Source:  Psychology Today

What does all that mean?  It means that when you encounter an incident that has you lose trust in your partner your brain surges with cortisol which causes fear, panic, or anxiety.  It means in the situation above the lady felt like her life was threatened.  It was fear of the unknown and her brain filled in the blanks.

Think about it.  If you’re a jealous person I bet you experience these types of situations more often.  The unknown causes you to fill in the blanks and if you’re jealous you’re probably filling in the blanks with lots of stuff like cheating, messing around, lack of love, my partner loves other things more than me, etc.  That in turn creates this cortisol pump the psychology folks talked about.

Can you see how, if you don’t put a stop to it and become aware of how YOU are being, these things will continue?

Of course you can.

Once you’re able to become aware of how you act and react to things you’ll start to get a handle on it.  Add to it a healthy dose of honest communications with your partner and you’ll be on your way to a superstar relationship.

Is it easy?  I don’t know if it’s easy or hard.

It’s just what IS in many relationships.

You see, we often times don’t want to admit much of this to ourselves because it can be confronting.  It’s almost like you’re admitting you have a flaw.

The thing is, it’s NOT a flaw.  It’s a past experience, an expression of who you’ve been, and a survival mechanism you use to get through your relationships.

Let me give you another example…

My wife walks into my office.  I’m at my computer concentrating on work.  She comes behind me and gives me a big hug.

Quickly I pull away, throw my glasses on the desk… THWAP!

I turn back around and hug her back.

Depending on the perspective, past experiences with throwing things down, past experiences with pulling away quickly and everything else dealing with a similar  situation…she might interpret anger and that she is being a nuisance.  While on my side I just wanted to get all into the hug and enjoy it with out crushing my glasses.

Here’s the rub.

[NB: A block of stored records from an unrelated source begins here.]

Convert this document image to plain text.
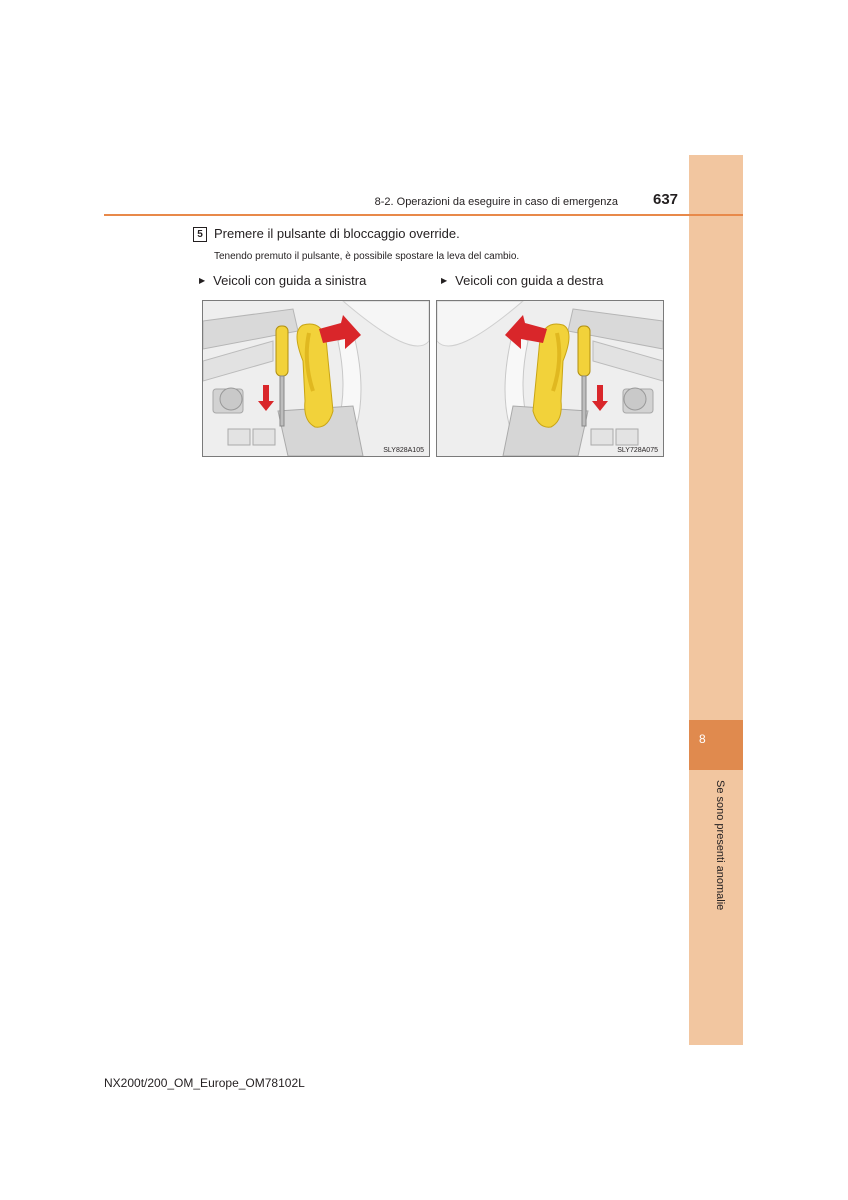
8
Se sono presenti anomalie
8-2. Operazioni da eseguire in caso di emergenza 637
5 Premere il pulsante di bloccaggio override.
Tenendo premuto il pulsante, è possibile spostare la leva del cambio.
▶ Veicoli con guida a sinistra	▶ Veicoli con guida a destra
SLY828A105	SLY728A075
NX200t/200_OM_Europe_OM78102L
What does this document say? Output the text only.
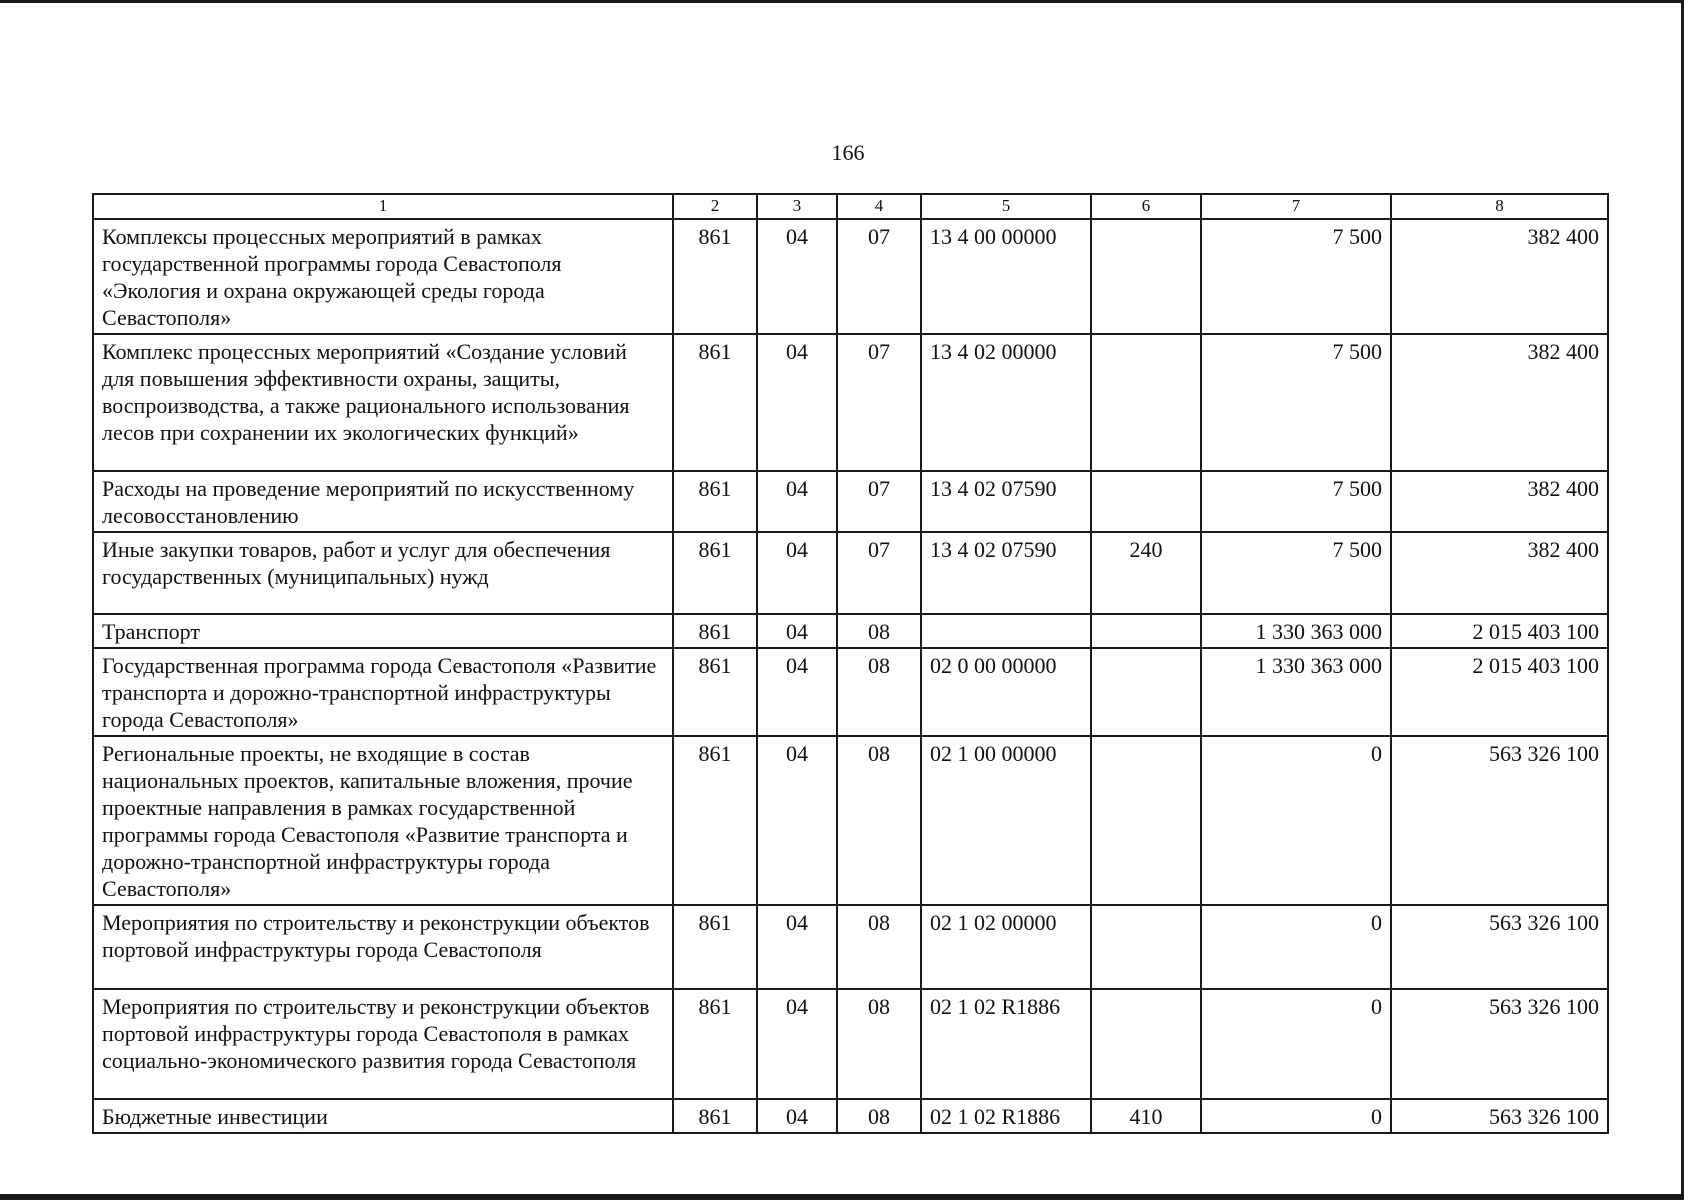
166
1	2	3	4	5	6	7	8
Комплексы процессных мероприятий в рамках государственной программы города Севастополя «Экология и охрана окружающей среды города Севастополя»	861	04	07	13 4 00 00000		7 500	382 400
Комплекс процессных мероприятий «Создание условий для повышения эффективности охраны, защиты, воспроизводства, а также рационального использования лесов при сохранении их экологических функций»	861	04	07	13 4 02 00000		7 500	382 400
Расходы на проведение мероприятий по искусственному лесовосстановлению	861	04	07	13 4 02 07590		7 500	382 400
Иные закупки товаров, работ и услуг для обеспечения государственных (муниципальных) нужд	861	04	07	13 4 02 07590	240	7 500	382 400
Транспорт	861	04	08			1 330 363 000	2 015 403 100
Государственная программа города Севастополя «Развитие транспорта и дорожно-транспортной инфраструктуры города Севастополя»	861	04	08	02 0 00 00000		1 330 363 000	2 015 403 100
Региональные проекты, не входящие в состав национальных проектов, капитальные вложения, прочие проектные направления в рамках государственной программы города Севастополя «Развитие транспорта и дорожно-транспортной инфраструктуры города Севастополя»	861	04	08	02 1 00 00000		0	563 326 100
Мероприятия по строительству и реконструкции объектов портовой инфраструктуры города Севастополя	861	04	08	02 1 02 00000		0	563 326 100
Мероприятия по строительству и реконструкции объектов портовой инфраструктуры города Севастополя в рамках социально-экономического развития города Севастополя	861	04	08	02 1 02 R1886		0	563 326 100
Бюджетные инвестиции	861	04	08	02 1 02 R1886	410	0	563 326 100
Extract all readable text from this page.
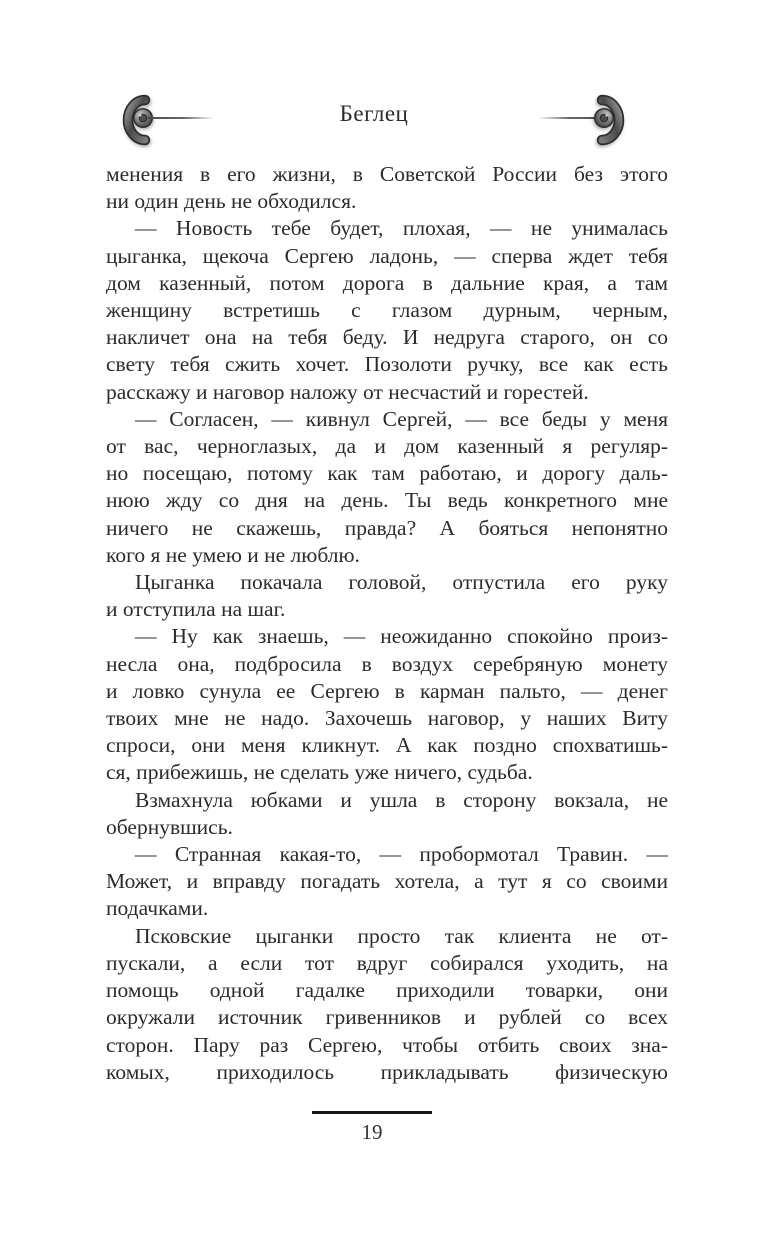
Беглец
менения в его жизни, в Советской России без этого
ни один день не обходился.
— Новость тебе будет, плохая, — не унималась
цыганка, щекоча Сергею ладонь, — сперва ждет тебя
дом казенный, потом дорога в дальние края, а там
женщину встретишь с глазом дурным, черным,
накличет она на тебя беду. И недруга старого, он со
свету тебя сжить хочет. Позолоти ручку, все как есть
расскажу и наговор наложу от несчастий и горестей.
— Согласен, — кивнул Сергей, — все беды у меня
от вас, черноглазых, да и дом казенный я регуляр-
но посещаю, потому как там работаю, и дорогу даль-
нюю жду со дня на день. Ты ведь конкретного мне
ничего не скажешь, правда? А бояться непонятно
кого я не умею и не люблю.
Цыганка покачала головой, отпустила его руку
и отступила на шаг.
— Ну как знаешь, — неожиданно спокойно произ-
несла она, подбросила в воздух серебряную монету
и ловко сунула ее Сергею в карман пальто, — денег
твоих мне не надо. Захочешь наговор, у наших Виту
спроси, они меня кликнут. А как поздно спохватишь-
ся, прибежишь, не сделать уже ничего, судьба.
Взмахнула юбками и ушла в сторону вокзала, не
обернувшись.
— Странная какая-то, — пробормотал Травин. —
Может, и вправду погадать хотела, а тут я со своими
подачками.
Псковские цыганки просто так клиента не от-
пускали, а если тот вдруг собирался уходить, на
помощь одной гадалке приходили товарки, они
окружали источник гривенников и рублей со всех
сторон. Пару раз Сергею, чтобы отбить своих зна-
комых, приходилось прикладывать физическую
19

In the moment, nothing was said.  It was all action.  It left our minds to fill in the blanks and thoughts associated to feelings and sounds.  There was NO meaning from the actions themselves.  They were just actions.  It’s our brains that want to immediately fill in the blanks because of our learned survival mechanisms.

Had we not had a conversation afterward, that entire incident could have been interpreted as something it wasn’t and held on to for the rest of the day.

Boy that would make for a fun night, wouldn’t it.  We could have been at each other’s throats.

Can you see the importance of conversation in your relationships?

In my experience, this sort of stuff really begins to ruffle feathers.  You may disagree with my writings.  You may agree with my writings.  I don’t know but no matter what it can’t expand and open up to something new unless we have a conversation.

As Bobby wrote in the previous article, Making Any Relationship Work, conversations allow you to open your mind, see different view points and either keep or disregard your current view.  If you’re holding it in, having the conversations with yourself, you might as well stop now.  You’ll always agree with yourself.

So, if you disagree with me or anyone on the RLA team let’s hear it.  Give me your thoughts and opinions.  Lets start a dialogue.  You never know how we’ll end up on the other end.

Holding on to anger is like grasping a hot coal with the intent of throwing it at someone else; you are the one who gets burned.  -Buddah

I would add to that holding on to anything at all yields the same result.